LONDON — ITV’s largest shareholders Carlton and Granada are considering creating an ITV News division as part of their integration strategy, in preparation for the proposed £2.7 billion ($4.5 billion) merger.
The division would house the U.K. web’s regional news operations as well as ITV News Channel. It may also become home to ITN, if Carlton and Granada take full control of the national and international news provider. The pair is also considering creating two other divisions, one for broadcasting and another for production.
Streamlining of the business is expected to result in savings of $19.5 million on content creation and a further $19.5 million in so-called “back of house broadcasting and commissioning,” according to a report in Monday’s Financial Times.
The merger, if approved by antitrust watchdog the Competition Commission, is expected to create savings of $19.5 million once the corporate structures become one, while the formation of a single ad sales house would deliver $32.5 million.
Carlton and Granada have been trying to find ways to keep one airtime sales house as part of their merger, which is essential according to Carlton boss Michael Green. But the commission may want them to divest both.

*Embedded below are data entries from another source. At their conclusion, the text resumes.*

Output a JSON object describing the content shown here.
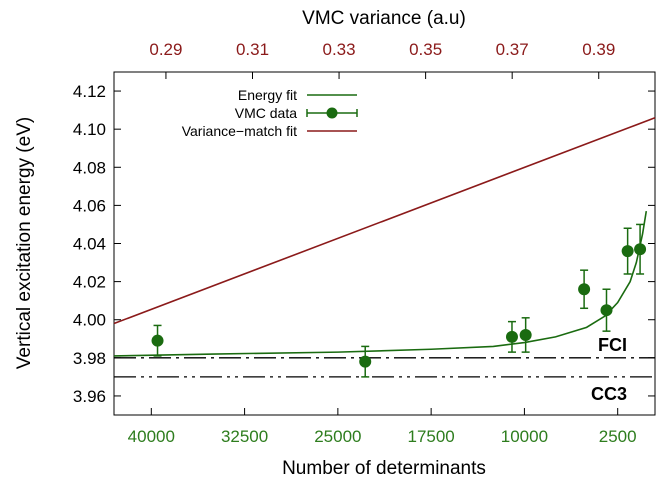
{
  "chart_data": {
    "type": "scatter",
    "xlabel": "Number of determinants",
    "ylabel": "Vertical excitation energy (eV)",
    "top_xlabel": "VMC variance (a.u)",
    "x_reversed": true,
    "xlim": [
      43000,
      -500
    ],
    "ylim": [
      3.95,
      4.13
    ],
    "top_xlim": [
      0.278,
      0.403
    ],
    "x_ticks": [
      40000,
      32500,
      25000,
      17500,
      10000,
      2500
    ],
    "x_tick_labels": [
      "40000",
      "32500",
      "25000",
      "17500",
      "10000",
      "2500"
    ],
    "y_ticks": [
      3.96,
      3.98,
      4.0,
      4.02,
      4.04,
      4.06,
      4.08,
      4.1,
      4.12
    ],
    "y_tick_labels": [
      "3.96",
      "3.98",
      "4.00",
      "4.02",
      "4.04",
      "4.06",
      "4.08",
      "4.10",
      "4.12"
    ],
    "top_ticks": [
      0.29,
      0.31,
      0.33,
      0.35,
      0.37,
      0.39
    ],
    "top_tick_labels": [
      "0.29",
      "0.31",
      "0.33",
      "0.35",
      "0.37",
      "0.39"
    ],
    "legend": {
      "placement": "top-left",
      "entries": [
        "Energy fit",
        "VMC data",
        "Variance−match fit"
      ]
    },
    "series": [
      {
        "name": "VMC data",
        "kind": "points_with_error",
        "color": "#1a6b10",
        "x": [
          39500,
          22800,
          11000,
          9900,
          5200,
          3400,
          1700,
          700
        ],
        "y": [
          3.989,
          3.978,
          3.991,
          3.992,
          4.016,
          4.005,
          4.036,
          4.037
        ],
        "err": [
          0.008,
          0.008,
          0.008,
          0.009,
          0.01,
          0.011,
          0.012,
          0.013
        ]
      },
      {
        "name": "Energy fit",
        "kind": "line",
        "color": "#1a6b10",
        "x": [
          43000,
          35000,
          25000,
          17500,
          12500,
          10000,
          7500,
          5000,
          3500,
          2500,
          1500,
          1000,
          500,
          200
        ],
        "y": [
          3.981,
          3.982,
          3.983,
          3.9845,
          3.986,
          3.988,
          3.991,
          3.996,
          4.002,
          4.009,
          4.02,
          4.03,
          4.045,
          4.057
        ]
      },
      {
        "name": "Variance−match fit",
        "kind": "line",
        "color": "#8b1a1a",
        "x": [
          43000,
          -500
        ],
        "y": [
          3.998,
          4.106
        ]
      }
    ],
    "reference_lines": [
      {
        "label": "FCI",
        "y": 3.98,
        "style": "dash-dot"
      },
      {
        "label": "CC3",
        "y": 3.97,
        "style": "dash-dot-dot"
      }
    ],
    "colors": {
      "bottom_axis": "#2e7d1e",
      "top_axis": "#8b1a1a"
    }
  }
}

Blighty’s advertisers fear that a consolidated ITV could control 50% of commercial TV viewing and 54% of national television ad coin, much higher than the 25%-30% ad share limit the regulator tends to enforce.
The regulator is attempting to establish whether the deal would reduce competition or lead to a price hike for some advertisers.
The Competition Commission is due to deliver its report to Patricia Hewitt, the trade and industry secretary, next month. If the merger is approved then Carlton and Granada will have two months to negotiate with regulator the Office of Fair Trading about how to implement any concessions recommended.